Jumping into a big company merger can be daunting, and while legal and financial steps take place, actual company operations, staff and systems are also a massive part of the merger. Here Ian Currie, Director of EMEA business development, Dell Boomi walks CEO Today through some key considerations to make in the internal merger process.
Merger and acquisition (M&A) activity is booming. One thing is for certain there are a number of considerations business leaders need to take before embarking on a merger or acquisition. In particular, in the current political and economic climate, it is critical for investors to analyse all aspects of the company in question – from its value to customers, its business model and growth plans, all the way through to its existing IT infrastructure.
Digital or die
In today’s digital age, ensuring that IT not only works, but enables and drives business performance has never been more important in a merger or acquisition. A slick, digital-first approach ultimately sets one company apart from the competition.
Failure to get digital right can have a disastrous impact for any company. New players in the industry have been designed with a ‘data-first’ approach and are agile and flexible enough to meet customer expectations. An inability for legacy businesses to digitally transform and adapt at speed – or at least faster than the competition – is, therefore, one of the main reasons businesses fail. In fact, two-thirds of executives predicting that 200 Fortune 500 companies will no longer exist in 10 years’ time due to digital disruption.
With this in mind, and as the world becomes increasingly reliant on the digital economy, it is clear that IT should not be an after-thought when considering an acquisition.

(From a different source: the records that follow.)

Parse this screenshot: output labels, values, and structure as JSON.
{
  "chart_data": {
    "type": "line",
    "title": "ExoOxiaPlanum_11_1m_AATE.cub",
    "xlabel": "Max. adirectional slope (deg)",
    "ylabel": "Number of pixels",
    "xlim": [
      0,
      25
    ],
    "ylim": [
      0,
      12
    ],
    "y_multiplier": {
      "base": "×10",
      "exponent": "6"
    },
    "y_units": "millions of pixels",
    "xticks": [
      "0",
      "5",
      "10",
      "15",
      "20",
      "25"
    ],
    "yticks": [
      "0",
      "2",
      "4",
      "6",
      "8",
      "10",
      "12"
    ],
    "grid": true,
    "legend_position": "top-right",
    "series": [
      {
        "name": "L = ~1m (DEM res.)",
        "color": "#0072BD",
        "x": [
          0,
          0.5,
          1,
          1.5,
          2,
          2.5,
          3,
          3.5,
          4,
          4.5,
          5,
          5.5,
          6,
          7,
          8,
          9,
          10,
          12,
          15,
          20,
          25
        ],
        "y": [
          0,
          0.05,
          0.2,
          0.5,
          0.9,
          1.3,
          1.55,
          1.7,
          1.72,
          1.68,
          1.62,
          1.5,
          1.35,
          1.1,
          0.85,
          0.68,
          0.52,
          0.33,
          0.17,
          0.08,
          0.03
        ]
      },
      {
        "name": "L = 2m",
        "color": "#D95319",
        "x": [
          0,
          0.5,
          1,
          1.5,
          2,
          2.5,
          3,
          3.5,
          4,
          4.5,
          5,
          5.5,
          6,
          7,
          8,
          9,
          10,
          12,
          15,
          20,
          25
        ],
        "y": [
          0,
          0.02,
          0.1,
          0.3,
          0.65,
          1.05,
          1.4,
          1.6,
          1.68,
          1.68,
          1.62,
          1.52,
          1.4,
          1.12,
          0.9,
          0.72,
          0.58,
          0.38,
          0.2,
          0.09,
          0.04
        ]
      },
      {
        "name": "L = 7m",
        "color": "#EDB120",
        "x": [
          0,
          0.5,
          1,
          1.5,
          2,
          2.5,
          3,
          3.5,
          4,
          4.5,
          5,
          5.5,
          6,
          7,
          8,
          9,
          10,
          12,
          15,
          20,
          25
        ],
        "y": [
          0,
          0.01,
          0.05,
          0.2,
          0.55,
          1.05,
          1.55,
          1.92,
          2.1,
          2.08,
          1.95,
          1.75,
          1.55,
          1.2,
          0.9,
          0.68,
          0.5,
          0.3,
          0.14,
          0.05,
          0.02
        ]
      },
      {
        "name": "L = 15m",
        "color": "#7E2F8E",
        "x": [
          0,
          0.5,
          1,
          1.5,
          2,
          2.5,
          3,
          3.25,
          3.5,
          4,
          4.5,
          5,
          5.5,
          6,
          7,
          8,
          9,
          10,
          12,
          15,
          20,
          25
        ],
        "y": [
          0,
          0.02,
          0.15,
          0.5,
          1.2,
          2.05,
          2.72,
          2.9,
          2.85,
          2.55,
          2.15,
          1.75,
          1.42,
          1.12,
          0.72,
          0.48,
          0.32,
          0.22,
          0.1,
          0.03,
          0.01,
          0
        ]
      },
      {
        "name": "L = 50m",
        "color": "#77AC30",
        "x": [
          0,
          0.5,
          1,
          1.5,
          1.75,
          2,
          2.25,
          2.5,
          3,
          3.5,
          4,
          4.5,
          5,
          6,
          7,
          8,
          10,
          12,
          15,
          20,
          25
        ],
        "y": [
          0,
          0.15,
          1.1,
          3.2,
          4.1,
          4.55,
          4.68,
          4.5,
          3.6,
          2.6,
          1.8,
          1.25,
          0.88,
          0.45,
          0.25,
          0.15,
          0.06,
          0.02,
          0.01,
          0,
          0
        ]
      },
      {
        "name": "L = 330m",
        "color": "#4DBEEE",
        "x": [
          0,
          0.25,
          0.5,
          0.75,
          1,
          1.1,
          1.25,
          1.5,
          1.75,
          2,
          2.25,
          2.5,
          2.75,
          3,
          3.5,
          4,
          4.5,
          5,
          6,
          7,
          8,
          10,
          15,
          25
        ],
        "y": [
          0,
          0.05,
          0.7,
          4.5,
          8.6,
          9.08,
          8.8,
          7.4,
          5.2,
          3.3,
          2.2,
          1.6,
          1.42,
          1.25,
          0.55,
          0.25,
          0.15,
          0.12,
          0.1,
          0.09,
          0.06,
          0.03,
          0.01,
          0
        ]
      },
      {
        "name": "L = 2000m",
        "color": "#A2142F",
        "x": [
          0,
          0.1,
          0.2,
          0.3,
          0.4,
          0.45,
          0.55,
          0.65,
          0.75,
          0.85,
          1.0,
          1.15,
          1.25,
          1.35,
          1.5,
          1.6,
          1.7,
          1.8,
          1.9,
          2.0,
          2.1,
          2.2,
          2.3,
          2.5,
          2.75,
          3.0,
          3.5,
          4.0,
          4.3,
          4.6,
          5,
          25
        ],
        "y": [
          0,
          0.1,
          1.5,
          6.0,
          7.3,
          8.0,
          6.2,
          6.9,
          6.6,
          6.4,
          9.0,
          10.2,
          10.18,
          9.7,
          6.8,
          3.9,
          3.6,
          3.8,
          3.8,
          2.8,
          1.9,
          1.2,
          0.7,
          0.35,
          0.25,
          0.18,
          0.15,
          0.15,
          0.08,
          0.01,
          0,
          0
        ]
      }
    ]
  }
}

However, with some many apps across an organisation and with huge amounts of data sitting in various siloed systems, IT in M&A can be incredibly challenging. Coupling this with the size, scale and complexity of any takeover or merger, how can businesses ensure they are set up for success?
Merging not displacing
Following the completion of a merger, a company’s CEO will typically request the CIO to just ‘combine the IT systems’. This often involves a painfully long procedure in which all data, applications and systems are forced into the incumbents systems. By not necessarily taking into account the complexity and hurdles that must be overcome, these efforts often result in wasted time, lost efficiency and reduced performance.
What’s more, making this change also typically forces the acquired company to alter its business model, potentially altering the aspects of the business that made it such an attractive proposition in the first place. This mindset of one company, essentially, displacing another must change.
A merger shouldn’t be the prerequisite to changing how a business works – after all, they wouldn’t be making the acquisition if the business model needed change. Businesses, therefore, need to consider what each company can bring to the party. For example, while a firm can buy the incumbent’s immediate revenue, it cannot maintain and strengthen its existing customer relationships without real-time, accurate and intuitive business intelligence to ensure its communications with customers and prospects are contextually relevant.
By having a clear understanding of the digital landscape, executives can make smart decisions for new models of working, whereby IT can enhance operations rather than hindering them.
Integration is integral
Making an acquisition should enable firms to ‘buy’ immediate revenue and customer opportunities, but without the aid of business intelligence, companies may struggle to build on, or even, maintain customer relationships. After all, it is widely accepted that the easiest way to grow a company is to cross-sell and upsell to its existing customer base.
However, with customer data in silos, organisations cannot keep track of what information their teams are putting in front of them and how the relationship is being maintained. Without this knowledge, relationships can be weakened or even finalised. With dedicated technology to integrate data, apps and systems quickly and efficiently, companies can quickly regain control, ensuring all the dots are joined up.
Integration solutions prove invaluable here. They provide a fast and flexible user experience, centralising the creation, maintenance and updating of integrations through simple drag-and-drop interfaces that eliminate the need for coding – bringing both sets of date, apps and systems together at speed and with ease.
Only by ensuring processes, applications and data can be integrated quickly and effectively can companies truly benefit from their newly merged firms. If the predictions are correct and more companies look to merge in the coming months, it will be critical for businesses to look to integration solution to join the dots and set themselves up for success.